Stardate
20021213.0658 (On Screen): Stan from Oz sends me this article which contains a claim by the "spiritual leader" (whatever the hell that means) of Jemaah Islamiah that if Australia actually does try to preemptively attack Muslim terrorist groups in the region that Australia would be, in his words, "destroyed instantly". Stan writes:
Interesting to see how he would be able to carry out his threat to instantly destroy a nation, which would be pointless as he wants Australia to be an Islamic state within the next 100 years.
It seems to be an aspect of the culture of our enemies to make extremely grandiose threats (God willing) to their opponents, especially as a way of covering up weakness. They seem to think highly of bluff as a way of making a strong opponent back down, and the weaker they are the more they'll claim they can do.
I find myself wondering just who the actual audience for this kind of thing is. Does he really think that Australians will somehow decide to convert the nation to an Islamic Republic? I don't think even he's that far gone, though it's possible that the Islamist movement has somehow created its own equivalent of the Marxist dogma of historical inevitability (and therefore suffers from an equivalent frustration when their inevitable future victory shows not the slightest sign of arriving any time soon).
I think this is more intended for local consumption, to build him up in the eyes of the local Muslims. I have to wonder whether he might not be doing a Schröder. Is he standing up to big bad Australia primarily so as to try to build up his own reputation in the eyes of the other members of the movement?
But it may be that I'm too practical and too concentrated on the temporal. Another possibility is that he's expecting divine intervention. If so, instant destruction becomes completely plausible.
But we've been seeing this kind of bluff and bluster from our enemies in this war from the very beginning. The Taliban made truly amazing claims about the size and equipment and training of their core military in late September 2001, and about how if America tried to actually attack then the American soldiers would be as animals led to slaughter.
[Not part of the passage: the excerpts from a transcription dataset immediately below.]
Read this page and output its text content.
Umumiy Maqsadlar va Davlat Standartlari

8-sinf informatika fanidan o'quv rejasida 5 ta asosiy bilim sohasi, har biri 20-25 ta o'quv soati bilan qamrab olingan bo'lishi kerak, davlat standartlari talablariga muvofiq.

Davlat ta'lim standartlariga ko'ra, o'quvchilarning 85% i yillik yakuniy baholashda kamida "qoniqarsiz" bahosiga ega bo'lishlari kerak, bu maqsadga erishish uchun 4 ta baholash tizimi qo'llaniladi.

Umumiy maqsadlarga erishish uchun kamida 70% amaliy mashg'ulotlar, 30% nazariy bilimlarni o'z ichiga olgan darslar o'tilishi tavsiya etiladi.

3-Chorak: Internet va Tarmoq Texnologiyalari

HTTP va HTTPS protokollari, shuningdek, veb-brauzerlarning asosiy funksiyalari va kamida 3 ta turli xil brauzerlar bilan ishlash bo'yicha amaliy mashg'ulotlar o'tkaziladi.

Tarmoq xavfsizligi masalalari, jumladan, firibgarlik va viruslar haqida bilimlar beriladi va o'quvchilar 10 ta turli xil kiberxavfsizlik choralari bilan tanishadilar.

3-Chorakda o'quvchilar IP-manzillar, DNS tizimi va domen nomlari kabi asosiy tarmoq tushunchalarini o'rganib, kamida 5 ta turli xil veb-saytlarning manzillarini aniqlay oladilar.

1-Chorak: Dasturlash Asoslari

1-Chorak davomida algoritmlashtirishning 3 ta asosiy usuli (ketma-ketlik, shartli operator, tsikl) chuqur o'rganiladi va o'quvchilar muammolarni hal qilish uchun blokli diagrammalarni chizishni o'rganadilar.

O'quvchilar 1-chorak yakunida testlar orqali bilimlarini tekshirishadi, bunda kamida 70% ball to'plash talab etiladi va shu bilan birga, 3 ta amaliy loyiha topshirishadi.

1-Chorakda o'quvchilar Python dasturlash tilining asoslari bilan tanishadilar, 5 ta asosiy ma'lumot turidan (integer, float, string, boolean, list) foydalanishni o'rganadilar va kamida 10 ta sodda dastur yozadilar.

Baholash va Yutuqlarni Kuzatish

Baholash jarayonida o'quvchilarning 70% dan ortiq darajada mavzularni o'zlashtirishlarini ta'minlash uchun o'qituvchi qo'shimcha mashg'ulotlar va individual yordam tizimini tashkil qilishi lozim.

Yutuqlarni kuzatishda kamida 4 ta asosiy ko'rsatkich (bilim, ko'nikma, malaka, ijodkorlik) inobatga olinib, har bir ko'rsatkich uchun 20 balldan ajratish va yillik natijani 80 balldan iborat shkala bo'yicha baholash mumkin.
Saddam's international rhetoric about the power and dedication of his armed force is part and parcel of the same thing. And the government of Syria just invoked, yet again, the spectre of the "Arab Street" in claiming that a US attack on Iraq would somehow or other cause even more terrorism.
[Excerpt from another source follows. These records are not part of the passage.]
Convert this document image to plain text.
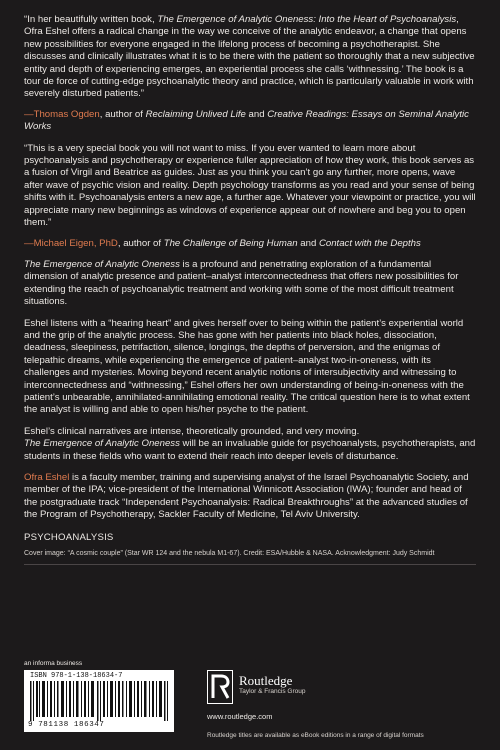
“In her beautifully written book, The Emergence of Analytic Oneness: Into the Heart of Psychoanalysis, Ofra Eshel offers a radical change in the way we conceive of the analytic endeavor, a change that opens new possibilities for everyone engaged in the lifelong process of becoming a psychotherapist. She discusses and clinically illustrates what it is to be there with the patient so thoroughly that a new subjective entity and depth of experiencing emerges, an experiential process she calls ‘withnessing.’ The book is a tour de force of cutting-edge psychoanalytic theory and practice, which is particularly valuable in work with severely disturbed patients.”

—Thomas Ogden, author of Reclaiming Unlived Life and Creative Readings: Essays on Seminal Analytic Works

“This is a very special book you will not want to miss. If you ever wanted to learn more about psychoanalysis and psychotherapy or experience fuller appreciation of how they work, this book serves as a fusion of Virgil and Beatrice as guides. Just as you think you can’t go any further, more opens, wave after wave of psychic vision and reality. Depth psychology transforms as you read and your sense of being shifts with it. Psychoanalysis enters a new age, a further age. Whatever your viewpoint or practice, you will appreciate many new beginnings as windows of experience appear out of nowhere and beg you to open them.”

—Michael Eigen, PhD, author of The Challenge of Being Human and Contact with the Depths

The Emergence of Analytic Oneness is a profound and penetrating exploration of a fundamental dimension of analytic presence and patient–analyst interconnectedness that offers new possibilities for extending the reach of psychoanalytic treatment and working with some of the most difficult treatment situations.

Eshel listens with a “hearing heart” and gives herself over to being within the patient’s experiential world and the grip of the analytic process. She has gone with her patients into black holes, dissociation, deadness, sleepiness, petrifaction, silence, longings, the depths of perversion, and the enigmas of telepathic dreams, while experiencing the emergence of patient–analyst two-in-oneness, with its challenges and mysteries. Moving beyond recent analytic notions of intersubjectivity and witnessing to interconnectedness and “withnessing,” Eshel offers her own understanding of being-in-oneness with the patient’s unbearable, annihilated-annihilating emotional reality. The critical question here is to what extent the analyst is willing and able to open his/her psyche to the patient.

Eshel’s clinical narratives are intense, theoretically grounded, and very moving.
The Emergence of Analytic Oneness will be an invaluable guide for psychoanalysts, psychotherapists, and students in these fields who want to extend their reach into deeper levels of disturbance.

Ofra Eshel is a faculty member, training and supervising analyst of the Israel Psychoanalytic Society, and member of the IPA; vice-president of the International Winnicott Association (IWA); founder and head of the postgraduate track “Independent Psychoanalysis: Radical Breakthroughs” at the advanced studies of the Program of Psychotherapy, Sackler Faculty of Medicine, Tel Aviv University.

PSYCHOANALYSIS

Cover image: “A cosmic couple” (Star WR 124 and the nebula M1-67). Credit: ESA/Hubble & NASA. Acknowledgment: Judy Schmidt

an informa business
ISBN 978-1-138-18634-7
9 781138 186347
Routledge
Taylor & Francis Group
www.routledge.com
Routledge titles are available as eBook editions in a range of digital formats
While one would have to be an idiot to assume a perfect correlation here, it seems to be a useful heuristic now that the greater the threats coming from our enemies, the weaker the reality. When our enemies actually have the capabilities they claim, they use them. When they bluster, it's because they're weak. There were no threats before 9/11. There were no threats before Bali. And there has never actually been a major attack or a major danger revealed after any of their threats.